Daniel was squinting at him–-that figuring-it-out look again–-but Sam looked kind of relieved to have the decision made. “Yes, sir.”
Daniel echoed her, dubiously, and Jack nodded sharply to them both, and got the hell out.
***
He had to actually wave his hand between Nyan’s face and the book he was hunched over before Daniel’s research assistant noticed him.
“Colonel O’Neill? What are you doing back already? Is there something Dr. Jackson needs me to look up?”
Jack grimaced. “In a manner of speaking. You know how to work this thing?”
Nyan glanced from Jack’s face to the Daniel’s shiny digital camera dangling from his fingers by the wrist strap, but apparently he had enough tact to keep from actually saying *You don’t*? “Yes, Dr. Jackson has explained it to me.” Nyan took it from him, confidently punched a couple of buttons and then yanked something out of the side of the camera, which he carried over to the laptop on his worktable and plugged into another little contraption.
A little quick work with the mouse and keyboard - Jack was half irritated and half impressed that someone who wasn’t even from this planet dealt with their technology better than he did - and they were looking at a screenful of tiny images. A few more clicks and they were replaced by a shot of... Jack snorted. On the screen, Daniel was standing inside the thingie, flipping off the person holding the camera–-Carter, obviously--with an incongruously sweet smile.
Nyan coughed. “Dr. Jackson usually edits out the images not relevant to the mission objectives.”
Jack wondered where *those* pictures wound up, but now really wasn’t the time to ask. The image on the screen switched to an incomprehensible view of glowing Goa’uld characters, but as two similar shots flipped past with the toes of Daniel’s boots in the frame, he realized that this was the inside floor of the thingie - they must have activated it, somehow.

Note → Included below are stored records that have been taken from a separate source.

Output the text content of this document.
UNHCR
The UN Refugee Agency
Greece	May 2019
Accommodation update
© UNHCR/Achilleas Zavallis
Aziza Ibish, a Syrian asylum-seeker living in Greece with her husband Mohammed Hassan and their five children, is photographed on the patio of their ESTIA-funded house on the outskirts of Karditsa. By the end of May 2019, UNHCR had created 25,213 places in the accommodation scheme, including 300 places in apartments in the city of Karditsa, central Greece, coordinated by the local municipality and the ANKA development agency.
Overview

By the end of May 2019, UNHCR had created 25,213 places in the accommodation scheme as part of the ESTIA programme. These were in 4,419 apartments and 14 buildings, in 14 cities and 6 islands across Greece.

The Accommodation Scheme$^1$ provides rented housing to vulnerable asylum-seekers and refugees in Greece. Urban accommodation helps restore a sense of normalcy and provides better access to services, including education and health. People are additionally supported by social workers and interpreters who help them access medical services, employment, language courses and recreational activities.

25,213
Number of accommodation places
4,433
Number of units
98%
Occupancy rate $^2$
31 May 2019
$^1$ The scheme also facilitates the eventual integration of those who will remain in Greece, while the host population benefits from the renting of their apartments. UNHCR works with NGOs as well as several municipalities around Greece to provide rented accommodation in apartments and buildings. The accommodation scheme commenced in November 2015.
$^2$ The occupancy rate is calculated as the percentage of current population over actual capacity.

*As if we didn’t already know that.* But Nyan, who must have heard at least as much about the thingie as Jack did in the past week, and had probably paid attention and had some shot of knowing what the hell Daniel was talking about, was making little intrigued noises, so Jack just watched the images skip past. There were some exterior shots of the backside of the thing. They showed the power-source-or-whatever-it-was that Daniel had wanted Carter to see, with Daniel himself visible in a few of the shots, squinting intently at something, so those must have been Carter’s, still on the outside at that point. The last one to come up was actually a short video clip. Daniel’s feet and glowing glyphs, which brightened into a white out glare as Carter’s feet stepped into the frame.
Nyan looped it a couple of times, then closed the window and looked Jack steadily in the eye, with a determinedly brave look on his face. “Colonel O’Neill, what’s happened to them?”
Jack sat down on the nearest lab stool and took a deep breath.
And then, you know, the standard kidific hijinx around the SGC and outside it, Jack taking Sam and Daniel home with him; Sam and Daniel get sick from some ev0l side effect of the device; Jacob (who scares the hell out of Sam, because she can tell he's a goa'uld but doesn't know what she's sensing) helps them figure out what Goa'uld built the device, what it was for, and how it works; they reverse it at the last! possible! second! and Sam and Daniel come around, not remembering their kiddification, and say something funny. For extra sap, Jack hides away a picture of them as kids, or a picture of him and Teal'c with wee!Sam and Daniel. The end!